475P - Final analysis of phase I and pharmacokinetics/pharmacodynamics (PK/PD) study of RO5126766, a first-in-class dual RAF/MEK inhibitor, in Japanese pat...

Date 01 October 2012
Event ESMO Congress 2012
Session Poster presentation III
Topics Drug Development
Presenter Kazunori Honda
Authors K. Honda1, N. Yamamoto1, H. Nokihara1, Y. Tamura1, H. Asahina1, Y. Yamada2, S. Suzuki3, N. Yamazaki4, T. Tamura1
  • 1Division Of Thoracic Oncology, National Cancer Center Hospital, Tokyo/JP
  • 2Medical Oncology, National Cancer Center Hospital, Tokyo/JP
  • 3Division Of Ophthalmic Oncology, National Cancer Center Hospital, Tokyo/JP
  • 4Division Of Dermatological Oncology, National Cancer Center Hospital, Tokyo/JP

Abstract

Background

RO5126766 is a highly selective and orally active dual inhibitor of Raf and MEK, key enzymes in the MAPK signaling pathway. This was a phase I, dose-escalation study in Japanese patients with advanced solid tumors. This Phase I study was aimed to assess maximum tolerated dose (MTD) based on dose-limiting toxicities (DLTs), safety evaluation, PK/PD analysis and exploratory analysis of anti-tumor activity.

Methods

Patients received an oral single dose administration of RO5126766 (0.8, 1.2, 1.8, and 2.25 mg) followed by continuous once daily dosing in 28-day cycles. A 3 + 3 dose-escalation design was used. PD was evaluated by pMEK and pERK inhibition in peripheral blood mononuclear cells (PBMCs). Archival tumor tissue or biopsy samples were collected to analyze the mutation status of K-Ras and B-Raf only from patients who had consented to provide samples.

Results

Twelve patients were enrolled into 4 sequential cohorts at 0.8, 1.2, 1.8, and 2.25 mg/day. As 2.25 mg/day had already been defined as the MTD of the QD oral dosing regimen in another phase I study conducted in Europe, doses higher than 2.25 mg/day were not administered. In the dose range tested, no DLTs were observed and the MTD was not defined. Frequent adverse events (AEs) included dermatitis acneiform, creatine phosphorkinase (CPK) elevation, and eye disorders. Plasma exposure of RO5126766 appeared to increase in a dose-proportional manner with a long plasma half-life (t1/2) of 45.8 to 93.7 hours. Following multiple dose administration, steady-state conditions were reached by Cycle 1 Day 8 (240 hours). No clear associations between PK parameters and occurrence of skin disorders, CPK elevation, or eye disorder were found. The inhibitory effects of RO5126766 on both pMEK and pERK in PBMCs increased in a dose-dependent manner. These inhibitory effects were achieved at >80% over the dose level of 1.2 mg at steady state phase. Five out of 12 patients achieved stable disease including a melanoma case with over 20 % shrinkage.

Conclusions

RO5126766 has a manageable safety profile up to 2.25 mg/day with a favorable PK/PD correlation in Japanese patients with advanced tumors.

Disclosure

K. Honda: This phase I clinical trial is sponsored by Chugai Pharmaceutical Co., Ltd.

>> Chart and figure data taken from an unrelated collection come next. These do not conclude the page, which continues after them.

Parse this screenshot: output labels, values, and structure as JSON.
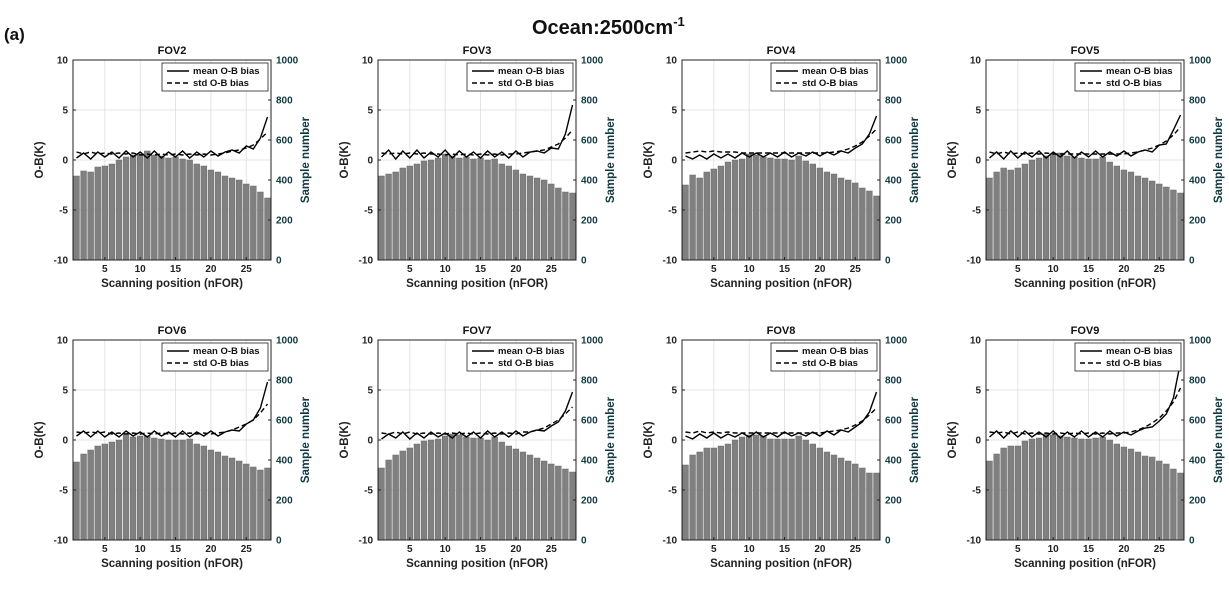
{
  "figure": {
    "panel_label": "(a)",
    "title_main": "Ocean:2500cm",
    "title_sup": "-1"
  },
  "chart_data": {
    "type": "bar+line",
    "x_categories_count": 28,
    "xlabel": "Scanning position (nFOR)",
    "ylabel_left": "O-B(K)",
    "ylabel_right": "Sample number",
    "ylim_left": [
      -10,
      10
    ],
    "ylim_right": [
      0,
      1000
    ],
    "xticks": [
      5,
      10,
      15,
      20,
      25
    ],
    "yticks_left": [
      -10,
      -5,
      0,
      5,
      10
    ],
    "yticks_right": [
      0,
      200,
      400,
      600,
      800,
      1000
    ],
    "grid": true,
    "legend_position": "top-right",
    "legend": [
      "mean O-B bias",
      "std O-B bias"
    ],
    "bar_color": "#808080",
    "line_color": "#000000",
    "panels": [
      {
        "title": "FOV2",
        "bars": [
          420,
          445,
          440,
          465,
          470,
          480,
          500,
          515,
          525,
          530,
          545,
          525,
          520,
          510,
          515,
          505,
          500,
          480,
          470,
          450,
          440,
          420,
          410,
          400,
          380,
          370,
          340,
          310
        ],
        "mean": [
          0.2,
          0.7,
          0.1,
          0.8,
          0.3,
          0.8,
          0.2,
          0.9,
          0.3,
          0.8,
          0.2,
          0.9,
          0.2,
          0.8,
          0.3,
          0.9,
          0.2,
          0.8,
          0.3,
          0.9,
          0.4,
          0.8,
          1.0,
          0.7,
          1.4,
          1.1,
          2.2,
          4.3
        ],
        "std": [
          0.8,
          0.6,
          0.8,
          0.6,
          0.7,
          0.6,
          0.7,
          0.6,
          0.7,
          0.5,
          0.6,
          0.5,
          0.6,
          0.5,
          0.6,
          0.5,
          0.6,
          0.5,
          0.6,
          0.5,
          0.6,
          0.7,
          0.9,
          1.0,
          1.2,
          1.5,
          2.1,
          2.8
        ]
      },
      {
        "title": "FOV3",
        "bars": [
          420,
          430,
          440,
          460,
          470,
          480,
          495,
          500,
          510,
          530,
          520,
          510,
          515,
          505,
          510,
          500,
          505,
          480,
          470,
          450,
          430,
          420,
          410,
          400,
          380,
          360,
          340,
          335
        ],
        "mean": [
          0.3,
          1.0,
          0.1,
          0.9,
          0.2,
          1.0,
          0.2,
          0.8,
          0.3,
          1.0,
          0.2,
          0.9,
          0.3,
          0.8,
          0.2,
          0.9,
          0.3,
          0.8,
          0.2,
          0.9,
          0.3,
          0.8,
          0.9,
          0.7,
          1.2,
          1.1,
          2.6,
          5.5
        ],
        "std": [
          0.7,
          0.6,
          0.7,
          0.6,
          0.7,
          0.6,
          0.7,
          0.6,
          0.6,
          0.5,
          0.6,
          0.5,
          0.6,
          0.5,
          0.6,
          0.5,
          0.6,
          0.5,
          0.6,
          0.6,
          0.7,
          0.8,
          0.9,
          1.0,
          1.3,
          1.6,
          2.2,
          3.0
        ]
      },
      {
        "title": "FOV4",
        "bars": [
          375,
          425,
          410,
          440,
          455,
          470,
          490,
          500,
          505,
          530,
          525,
          515,
          510,
          505,
          505,
          500,
          520,
          495,
          480,
          460,
          440,
          430,
          410,
          400,
          385,
          360,
          345,
          320
        ],
        "mean": [
          0.4,
          0.1,
          0.5,
          0.1,
          0.6,
          0.2,
          0.6,
          0.2,
          0.7,
          0.3,
          0.7,
          0.3,
          0.7,
          0.3,
          0.8,
          0.3,
          0.7,
          0.4,
          0.8,
          0.4,
          0.8,
          0.5,
          0.9,
          0.7,
          1.2,
          1.6,
          2.6,
          4.4
        ],
        "std": [
          0.7,
          0.8,
          0.9,
          0.8,
          0.9,
          0.8,
          0.8,
          0.8,
          0.7,
          0.7,
          0.7,
          0.7,
          0.7,
          0.7,
          0.7,
          0.7,
          0.7,
          0.7,
          0.7,
          0.7,
          0.7,
          0.8,
          0.9,
          1.1,
          1.4,
          1.8,
          2.4,
          3.1
        ]
      },
      {
        "title": "FOV5",
        "bars": [
          410,
          440,
          460,
          450,
          460,
          480,
          500,
          510,
          520,
          530,
          535,
          520,
          515,
          510,
          505,
          505,
          515,
          490,
          470,
          450,
          440,
          420,
          410,
          395,
          380,
          365,
          350,
          335
        ],
        "mean": [
          0.2,
          0.8,
          0.1,
          0.9,
          0.2,
          0.8,
          0.3,
          0.9,
          0.2,
          0.8,
          0.3,
          0.9,
          0.2,
          0.8,
          0.3,
          0.9,
          0.3,
          0.8,
          0.4,
          0.9,
          0.4,
          0.8,
          1.0,
          0.8,
          1.5,
          1.6,
          3.0,
          4.5
        ],
        "std": [
          0.8,
          0.6,
          0.8,
          0.6,
          0.7,
          0.6,
          0.7,
          0.6,
          0.7,
          0.6,
          0.6,
          0.6,
          0.6,
          0.6,
          0.6,
          0.6,
          0.6,
          0.6,
          0.6,
          0.6,
          0.7,
          0.8,
          1.0,
          1.2,
          1.5,
          1.9,
          2.5,
          3.3
        ]
      },
      {
        "title": "FOV6",
        "bars": [
          390,
          430,
          450,
          470,
          480,
          490,
          500,
          530,
          515,
          520,
          520,
          510,
          505,
          500,
          500,
          500,
          505,
          480,
          470,
          450,
          440,
          420,
          410,
          395,
          380,
          365,
          350,
          360
        ],
        "mean": [
          0.4,
          0.9,
          0.3,
          0.9,
          0.3,
          0.8,
          0.3,
          0.9,
          0.4,
          0.8,
          0.3,
          0.9,
          0.4,
          0.8,
          0.3,
          0.9,
          0.3,
          0.8,
          0.4,
          0.9,
          0.4,
          0.8,
          1.0,
          0.9,
          1.6,
          2.0,
          3.2,
          5.8
        ],
        "std": [
          0.8,
          0.7,
          0.8,
          0.7,
          0.8,
          0.6,
          0.7,
          0.6,
          0.7,
          0.6,
          0.7,
          0.6,
          0.7,
          0.6,
          0.7,
          0.6,
          0.7,
          0.6,
          0.7,
          0.6,
          0.7,
          0.8,
          1.0,
          1.3,
          1.6,
          2.0,
          2.7,
          3.6
        ]
      },
      {
        "title": "FOV7",
        "bars": [
          360,
          400,
          425,
          445,
          460,
          480,
          495,
          500,
          505,
          520,
          530,
          525,
          515,
          510,
          510,
          500,
          515,
          490,
          470,
          455,
          440,
          425,
          410,
          395,
          380,
          370,
          355,
          340
        ],
        "mean": [
          0.1,
          0.6,
          0.2,
          0.8,
          0.1,
          0.7,
          0.2,
          0.8,
          0.3,
          0.7,
          0.2,
          0.8,
          0.3,
          0.8,
          0.2,
          0.9,
          0.3,
          0.8,
          0.3,
          0.9,
          0.4,
          0.8,
          1.0,
          0.9,
          1.4,
          1.8,
          2.9,
          4.8
        ],
        "std": [
          0.7,
          0.6,
          0.8,
          0.6,
          0.8,
          0.6,
          0.7,
          0.6,
          0.7,
          0.6,
          0.7,
          0.6,
          0.7,
          0.6,
          0.7,
          0.6,
          0.7,
          0.6,
          0.7,
          0.6,
          0.8,
          0.8,
          1.0,
          1.2,
          1.6,
          2.0,
          2.6,
          3.3
        ]
      },
      {
        "title": "FOV8",
        "bars": [
          375,
          425,
          440,
          460,
          460,
          470,
          480,
          500,
          515,
          525,
          525,
          520,
          505,
          505,
          505,
          505,
          520,
          500,
          480,
          460,
          440,
          425,
          410,
          395,
          380,
          360,
          335,
          335
        ],
        "mean": [
          0.4,
          0.1,
          0.6,
          0.2,
          0.7,
          0.2,
          0.6,
          0.3,
          0.7,
          0.3,
          0.8,
          0.3,
          0.7,
          0.3,
          0.8,
          0.4,
          0.7,
          0.4,
          0.8,
          0.4,
          0.9,
          0.5,
          1.0,
          0.8,
          1.3,
          1.8,
          2.8,
          4.8
        ],
        "std": [
          0.8,
          0.7,
          0.9,
          0.7,
          0.8,
          0.7,
          0.8,
          0.7,
          0.7,
          0.7,
          0.7,
          0.7,
          0.7,
          0.7,
          0.7,
          0.7,
          0.7,
          0.7,
          0.7,
          0.7,
          0.8,
          0.9,
          1.0,
          1.2,
          1.5,
          1.9,
          2.5,
          3.2
        ]
      },
      {
        "title": "FOV9",
        "bars": [
          395,
          430,
          460,
          470,
          470,
          495,
          505,
          510,
          530,
          525,
          520,
          515,
          510,
          505,
          505,
          510,
          515,
          500,
          480,
          465,
          455,
          440,
          420,
          415,
          395,
          380,
          355,
          335
        ],
        "mean": [
          0.3,
          0.9,
          0.2,
          0.9,
          0.3,
          0.9,
          0.3,
          0.8,
          0.3,
          0.9,
          0.2,
          0.8,
          0.3,
          0.9,
          0.3,
          0.8,
          0.3,
          0.9,
          0.4,
          0.8,
          0.5,
          0.9,
          1.2,
          1.3,
          1.9,
          2.6,
          4.2,
          7.8
        ],
        "std": [
          0.8,
          0.7,
          0.8,
          0.6,
          0.8,
          0.6,
          0.7,
          0.6,
          0.7,
          0.6,
          0.7,
          0.6,
          0.7,
          0.6,
          0.7,
          0.6,
          0.7,
          0.6,
          0.7,
          0.7,
          0.8,
          1.0,
          1.3,
          1.7,
          2.2,
          2.9,
          3.8,
          5.2
        ]
      }
    ]
  }
}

N. Yamamoto: This phase I clinical trial is sponsored by Chugai Pharmaceutical Co., Ltd.

H. Nokihara: This phase I clinical trial is sponsored by Chugai Pharmaceutical Co., Ltd.

Y. Tamura: This phase I clinical trial is sponsored by Chugai Pharmaceutical Co., Ltd.

H. Asahina: This phase I clinical trial is sponsored by Chugai Pharmaceutical Co., Ltd.

Y. Yamada: This phase I clinical trial is sponsored by Chugai Pharmaceutical Co., Ltd.

S. Suzuki: This phase I clinical trial is sponsored by Chugai Pharmaceutical Co., Ltd.

N. Yamazaki: This phase I clinical trial is sponsored by Chugai Pharmaceutical Co., Ltd.

T. Tamura: This phase I clinical trial is sponsored by Chugai Pharmaceutical Co., Ltd.